Dans son intervention, Benkirane n’a pas seulement critiqué des décisions gouvernementales ou des choix économiques. Il a construit un récit plus large où se croisent pouvoir, fortune, influence médiatique, éducation, valeurs sociales et participation citoyenne. Le nom d’Akhannouch est alors devenu, dans son discours, le symbole d’un modèle où la puissance économique serait progressivement en train de redessiner les frontières de la décision politique.

La structure même de son intervention révèle cette volonté de transformer un affrontement politique en bataille de société. En passant de l’éducation aux marchés publics, puis des médias à la morale, avant d’évoquer les élections et la participation populaire, Benkirane a tenté de reconnecter plusieurs colères diffuses qui traversent aujourd’hui une partie de la société marocaine : sentiment d’injustice sociale, hausse du coût de la vie, perte de confiance envers les partis et impression que les centres réels du pouvoir échappent au citoyen ordinaire.

Mais derrière cette offensive politique se cache aussi une autre réalité : Benkirane sait que le paysage marocain a profondément changé. Le citoyen mobilisé autrefois par l’idéologie ou l’appartenance partisane semble désormais davantage préoccupé par les questions du quotidien — emploi, inflation, santé, éducation, pouvoir d’achat. En attaquant frontalement Akhannouch sur la question de la richesse et du “mariage entre argent et pouvoir”, l’ancien chef du gouvernement tente ainsi de réactiver une lecture populaire de la politique fondée sur l’opposition entre “élites économiques” et “peuple”.

La contradiction demeure toutefois évidente. Car Benkirane lui-même a dirigé le gouvernement durant une période sensible de l’histoire récente du Maroc, notamment après les secousses du “Printemps arabe”. Son mandat fut marqué par des réformes controversées, particulièrement celles liées aux retraites et à la compensation, qui avaient suscité de fortes tensions sociales. Son retour actuel dans une posture de dénonciation traduit donc aussi une tentative de reconstruction politique et symbolique de son image auprès d’une partie de l’opinion publique.

Ce qui frappe également dans son discours, c’est sa volonté constante de distinguer critique du gouvernement et défense des institutions de l’État. Malgré la violence politique de certaines attaques contre Akhannouch, Benkirane a pris soin de réaffirmer son attachement à la monarchie et à la stabilité institutionnelle.

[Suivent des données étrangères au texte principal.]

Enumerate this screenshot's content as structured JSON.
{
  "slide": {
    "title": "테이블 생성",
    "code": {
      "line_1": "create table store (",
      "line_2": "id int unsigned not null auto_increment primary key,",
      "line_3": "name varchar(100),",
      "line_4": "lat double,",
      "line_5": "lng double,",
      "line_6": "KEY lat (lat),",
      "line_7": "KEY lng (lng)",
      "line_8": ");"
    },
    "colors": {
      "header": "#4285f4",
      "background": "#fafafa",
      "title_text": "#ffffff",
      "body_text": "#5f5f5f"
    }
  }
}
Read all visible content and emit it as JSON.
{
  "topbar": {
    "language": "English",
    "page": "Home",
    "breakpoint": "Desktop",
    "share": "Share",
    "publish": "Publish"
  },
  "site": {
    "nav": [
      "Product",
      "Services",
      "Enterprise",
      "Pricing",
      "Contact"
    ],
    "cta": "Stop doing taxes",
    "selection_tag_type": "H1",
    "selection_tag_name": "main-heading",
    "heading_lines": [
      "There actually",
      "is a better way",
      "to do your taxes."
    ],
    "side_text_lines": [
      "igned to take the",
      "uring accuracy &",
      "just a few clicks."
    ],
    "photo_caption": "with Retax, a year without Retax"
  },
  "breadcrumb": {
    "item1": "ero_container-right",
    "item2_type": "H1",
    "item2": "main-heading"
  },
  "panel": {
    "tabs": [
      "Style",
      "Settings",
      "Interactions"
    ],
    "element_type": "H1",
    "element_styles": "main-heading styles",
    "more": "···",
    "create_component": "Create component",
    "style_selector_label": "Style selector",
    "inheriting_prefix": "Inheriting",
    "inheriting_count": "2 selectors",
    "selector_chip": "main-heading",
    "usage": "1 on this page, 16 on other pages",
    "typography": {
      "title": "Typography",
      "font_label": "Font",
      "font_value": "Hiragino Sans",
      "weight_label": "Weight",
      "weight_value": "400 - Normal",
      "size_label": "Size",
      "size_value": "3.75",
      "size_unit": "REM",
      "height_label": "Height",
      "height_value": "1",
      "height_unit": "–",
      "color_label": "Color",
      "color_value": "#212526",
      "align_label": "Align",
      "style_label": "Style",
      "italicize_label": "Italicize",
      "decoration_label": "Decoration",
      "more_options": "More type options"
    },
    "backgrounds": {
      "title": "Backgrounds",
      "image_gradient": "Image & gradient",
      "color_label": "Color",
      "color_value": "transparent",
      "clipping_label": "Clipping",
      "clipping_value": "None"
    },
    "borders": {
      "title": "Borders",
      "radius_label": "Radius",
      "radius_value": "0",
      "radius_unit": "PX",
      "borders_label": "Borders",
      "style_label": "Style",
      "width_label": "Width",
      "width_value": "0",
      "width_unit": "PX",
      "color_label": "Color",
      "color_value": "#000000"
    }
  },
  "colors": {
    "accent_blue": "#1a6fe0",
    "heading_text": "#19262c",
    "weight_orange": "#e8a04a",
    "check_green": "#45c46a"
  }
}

Ce positionnement n’est pas anodin. Il reflète une caractéristique centrale du champ politique marocain : l’opposition peut hausser le ton contre l’exécutif, mais elle veille généralement à ne pas remettre en cause les fondements du système politique.

Le discours révèle aussi une autre bataille, plus culturelle et idéologique. Lorsque Benkirane associe médias, productions artistiques, drogue ou “affaiblissement des valeurs” à la crise du pays, il tente de réintroduire une lecture conservatrice selon laquelle les difficultés économiques et politiques seraient également le symptôme d’une crise morale et éducative. Le débat dépasse alors les simples rivalités électorales pour devenir une confrontation autour du modèle de société que différentes forces souhaitent imposer au Maroc de demain.

Au fond, l’ancien chef du gouvernement semble surtout préoccupé par la question de la participation politique. Son insistance répétée sur l’inscription électorale et la mobilisation des citoyens traduit une inquiétude profonde face à l’abstention croissante, notamment chez les jeunes. Car dans un contexte de faible participation, les appareils les mieux structurés et les réseaux d’influence les plus puissants disposent souvent d’un avantage décisif.

Et c’est peut-être là que réside la véritable portée de cette intervention. Au-delà des accusations, des formules choc et des tensions partisanes, le discours de Benkirane met en lumière une interrogation qui traverse aujourd’hui de nombreuses sociétés : que devient la démocratie lorsque les citoyens commencent à penser que la politique ne change plus réellement leur quotidien ? Car les crises les plus profondes ne naissent pas uniquement des conflits entre gouvernement et opposition, mais du moment où une partie de la population cesse de croire que la participation politique peut encore produire un changement réel.